A woman prepares for her first child, tracking prenatal appointments and baby registries, only to learn her blood sugar numbers have landed her in a category she never anticipated: high-risk pregnancy. She’s far from alone. Gestational diabetes now affects 79 out of every 1,000 births in the United States, and the rate has climbed without pause for nearly a decade.
Northwestern Medicine researchers analyzed over 12 million births between 2016 and 2024, finding that gestational diabetes jumped 36 percent during that span. The condition, which emerges when the body can’t regulate blood sugar properly during pregnancy, increased across every racial and ethnic group tracked in the study. What makes the trend especially concerning is its consistency: year after year, the numbers move in only one direction.
Gestational diabetes isn’t just a temporary inconvenience. It raises immediate risks during delivery and sets up both mother and child for higher rates of type 2 diabetes and cardiovascular disease later in life. The findings, published in JAMA Internal Medicine, paint a picture of young American adults entering pregnancy in worse metabolic health than previous generations, likely driven by less physical activity, declining diet quality, and rising obesity rates.

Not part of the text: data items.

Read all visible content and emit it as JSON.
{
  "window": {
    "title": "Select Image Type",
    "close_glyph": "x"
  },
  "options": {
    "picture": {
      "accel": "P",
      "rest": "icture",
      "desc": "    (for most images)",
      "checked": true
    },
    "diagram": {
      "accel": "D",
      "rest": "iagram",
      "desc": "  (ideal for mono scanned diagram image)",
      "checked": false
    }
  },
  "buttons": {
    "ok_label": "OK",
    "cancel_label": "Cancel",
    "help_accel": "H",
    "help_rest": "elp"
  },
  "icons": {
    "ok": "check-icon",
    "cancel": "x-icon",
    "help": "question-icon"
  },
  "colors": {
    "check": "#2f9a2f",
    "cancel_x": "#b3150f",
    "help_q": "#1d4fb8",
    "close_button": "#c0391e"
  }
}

Disparities That Demand Explanation
The burden of gestational diabetes falls unevenly. American Indian and Alaska Native women face rates of 137 per 1,000 births. Asian women and Native Hawaiian or Pacific Islander women see similarly elevated numbers, at 131 and 126 per 1,000 respectively. Hispanic, White, and Black women all recorded lower rates, though still substantial.

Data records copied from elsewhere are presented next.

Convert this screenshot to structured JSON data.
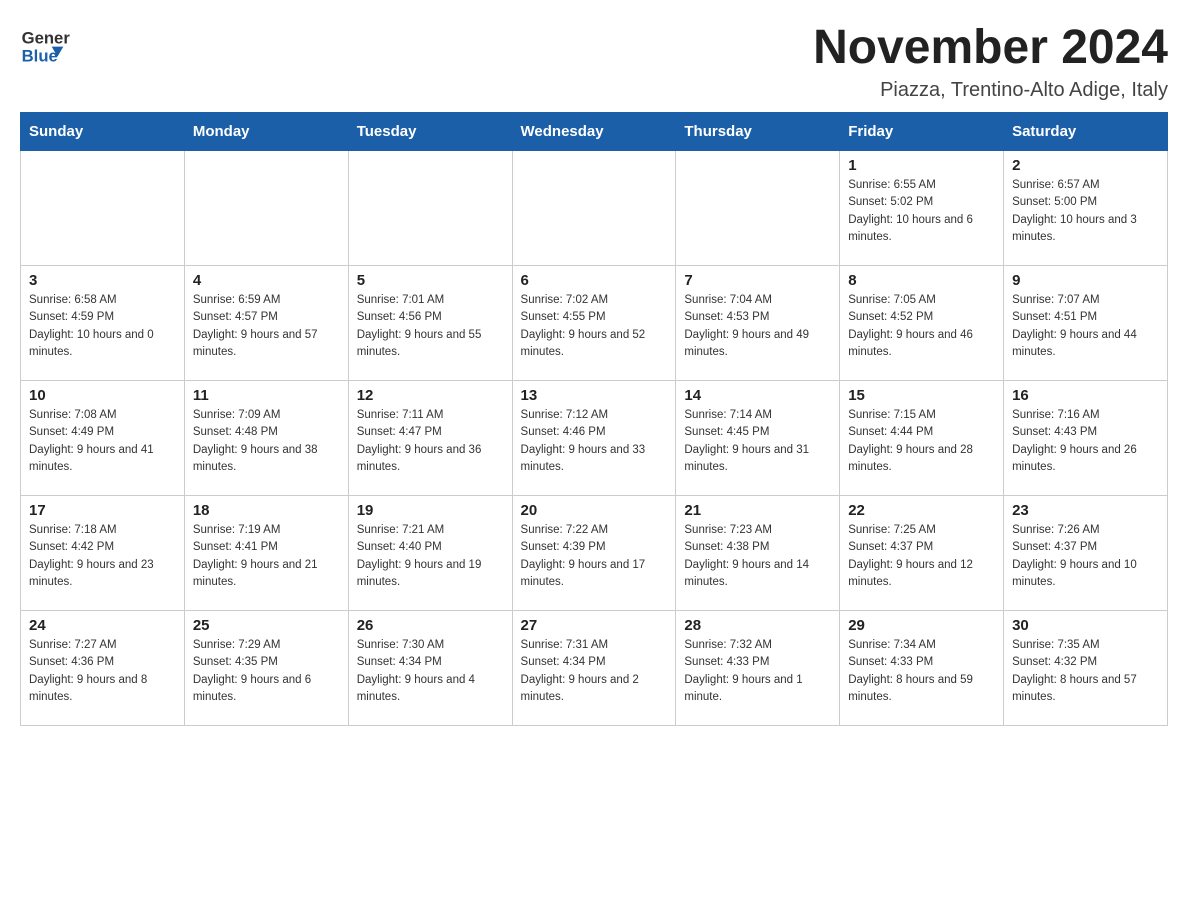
{
  "header": {
    "logo": {
      "general": "General",
      "blue": "Blue"
    },
    "title": "November 2024",
    "subtitle": "Piazza, Trentino-Alto Adige, Italy"
  },
  "calendar": {
    "days_of_week": [
      "Sunday",
      "Monday",
      "Tuesday",
      "Wednesday",
      "Thursday",
      "Friday",
      "Saturday"
    ],
    "weeks": [
      {
        "days": [
          {
            "number": "",
            "info": ""
          },
          {
            "number": "",
            "info": ""
          },
          {
            "number": "",
            "info": ""
          },
          {
            "number": "",
            "info": ""
          },
          {
            "number": "",
            "info": ""
          },
          {
            "number": "1",
            "info": "Sunrise: 6:55 AM\nSunset: 5:02 PM\nDaylight: 10 hours and 6 minutes."
          },
          {
            "number": "2",
            "info": "Sunrise: 6:57 AM\nSunset: 5:00 PM\nDaylight: 10 hours and 3 minutes."
          }
        ]
      },
      {
        "days": [
          {
            "number": "3",
            "info": "Sunrise: 6:58 AM\nSunset: 4:59 PM\nDaylight: 10 hours and 0 minutes."
          },
          {
            "number": "4",
            "info": "Sunrise: 6:59 AM\nSunset: 4:57 PM\nDaylight: 9 hours and 57 minutes."
          },
          {
            "number": "5",
            "info": "Sunrise: 7:01 AM\nSunset: 4:56 PM\nDaylight: 9 hours and 55 minutes."
          },
          {
            "number": "6",
            "info": "Sunrise: 7:02 AM\nSunset: 4:55 PM\nDaylight: 9 hours and 52 minutes."
          },
          {
            "number": "7",
            "info": "Sunrise: 7:04 AM\nSunset: 4:53 PM\nDaylight: 9 hours and 49 minutes."
          },
          {
            "number": "8",
            "info": "Sunrise: 7:05 AM\nSunset: 4:52 PM\nDaylight: 9 hours and 46 minutes."
          },
          {
            "number": "9",
            "info": "Sunrise: 7:07 AM\nSunset: 4:51 PM\nDaylight: 9 hours and 44 minutes."
          }
        ]
      },
      {
        "days": [
          {
            "number": "10",
            "info": "Sunrise: 7:08 AM\nSunset: 4:49 PM\nDaylight: 9 hours and 41 minutes."
          },
          {
            "number": "11",
            "info": "Sunrise: 7:09 AM\nSunset: 4:48 PM\nDaylight: 9 hours and 38 minutes."
          },
          {
            "number": "12",
            "info": "Sunrise: 7:11 AM\nSunset: 4:47 PM\nDaylight: 9 hours and 36 minutes."
          },
          {
            "number": "13",
            "info": "Sunrise: 7:12 AM\nSunset: 4:46 PM\nDaylight: 9 hours and 33 minutes."
          },
          {
            "number": "14",
            "info": "Sunrise: 7:14 AM\nSunset: 4:45 PM\nDaylight: 9 hours and 31 minutes."
          },
          {
            "number": "15",
            "info": "Sunrise: 7:15 AM\nSunset: 4:44 PM\nDaylight: 9 hours and 28 minutes."
          },
          {
            "number": "16",
            "info": "Sunrise: 7:16 AM\nSunset: 4:43 PM\nDaylight: 9 hours and 26 minutes."
          }
        ]
      },
      {
        "days": [
          {
            "number": "17",
            "info": "Sunrise: 7:18 AM\nSunset: 4:42 PM\nDaylight: 9 hours and 23 minutes."
          },
          {
            "number": "18",
            "info": "Sunrise: 7:19 AM\nSunset: 4:41 PM\nDaylight: 9 hours and 21 minutes."
          },
          {
            "number": "19",
            "info": "Sunrise: 7:21 AM\nSunset: 4:40 PM\nDaylight: 9 hours and 19 minutes."
          },
          {
            "number": "20",
            "info": "Sunrise: 7:22 AM\nSunset: 4:39 PM\nDaylight: 9 hours and 17 minutes."
          },
          {
            "number": "21",
            "info": "Sunrise: 7:23 AM\nSunset: 4:38 PM\nDaylight: 9 hours and 14 minutes."
          },
          {
            "number": "22",
            "info": "Sunrise: 7:25 AM\nSunset: 4:37 PM\nDaylight: 9 hours and 12 minutes."
          },
          {
            "number": "23",
            "info": "Sunrise: 7:26 AM\nSunset: 4:37 PM\nDaylight: 9 hours and 10 minutes."
          }
        ]
      },
      {
        "days": [
          {
            "number": "24",
            "info": "Sunrise: 7:27 AM\nSunset: 4:36 PM\nDaylight: 9 hours and 8 minutes."
          },
          {
            "number": "25",
            "info": "Sunrise: 7:29 AM\nSunset: 4:35 PM\nDaylight: 9 hours and 6 minutes."
          },
          {
            "number": "26",
            "info": "Sunrise: 7:30 AM\nSunset: 4:34 PM\nDaylight: 9 hours and 4 minutes."
          },
          {
            "number": "27",
            "info": "Sunrise: 7:31 AM\nSunset: 4:34 PM\nDaylight: 9 hours and 2 minutes."
          },
          {
            "number": "28",
            "info": "Sunrise: 7:32 AM\nSunset: 4:33 PM\nDaylight: 9 hours and 1 minute."
          },
          {
            "number": "29",
            "info": "Sunrise: 7:34 AM\nSunset: 4:33 PM\nDaylight: 8 hours and 59 minutes."
          },
          {
            "number": "30",
            "info": "Sunrise: 7:35 AM\nSunset: 4:32 PM\nDaylight: 8 hours and 57 minutes."
          }
        ]
      }
    ]
  }
}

Why these gaps exist remains unclear, in part because the populations most affected are also the least represented in medical research. Dr. Nilay Shah, the study’s senior author and an assistant professor of cardiology at Northwestern, noted that current prevention strategies clearly aren’t working.

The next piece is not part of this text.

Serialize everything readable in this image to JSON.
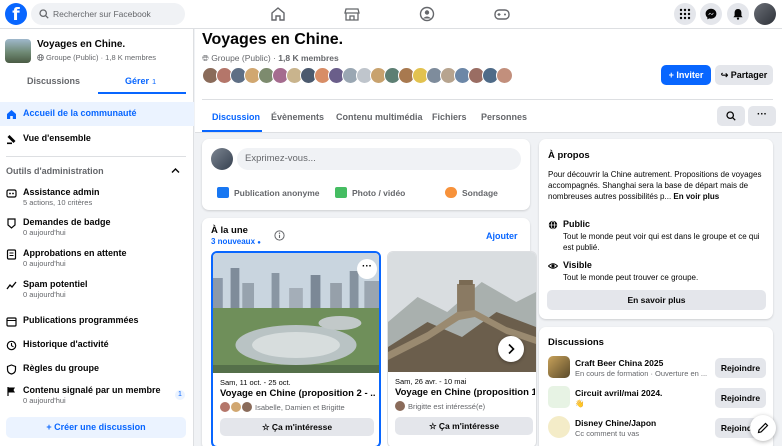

“Gestational diabetes has been persistently increasing for more than 10 years, which means whatever we have been trying to do to address diabetes in pregnancy has not been working,” Shah explains.
The research team used birth certificate data from the National Center for Health Statistics, focusing on first-time mothers carrying single babies. This approach captured a remarkably complete national picture, spanning years before, during, and after the pandemic. The upward trend didn’t waver.
What It Takes to Reverse Course
Emily Lam, a third-year medical student at Northwestern and the study’s first author, pointed out that even within broader categories like Asian or Hispanic populations, there’s significant variation that often gets lost. These details matter when designing interventions that actually reach people.
The research builds on the team’s earlier work covering 2011 to 2019, confirming nearly 15 years of unbroken increases. Shah argues that fixing the problem requires looking beyond the doctor’s office. Public health policy needs to focus on helping people maintain their health long before pregnancy begins, which means ensuring access to quality care and creating conditions where healthy behaviors are actually feasible.
For now, the data make one thing plain: the health of young women in the United States is deteriorating, and the consequences show up most visibly during pregnancy. The question isn’t whether gestational diabetes rates will continue climbing, it’s whether policymakers and health systems will respond with strategies that match the scale of the problem.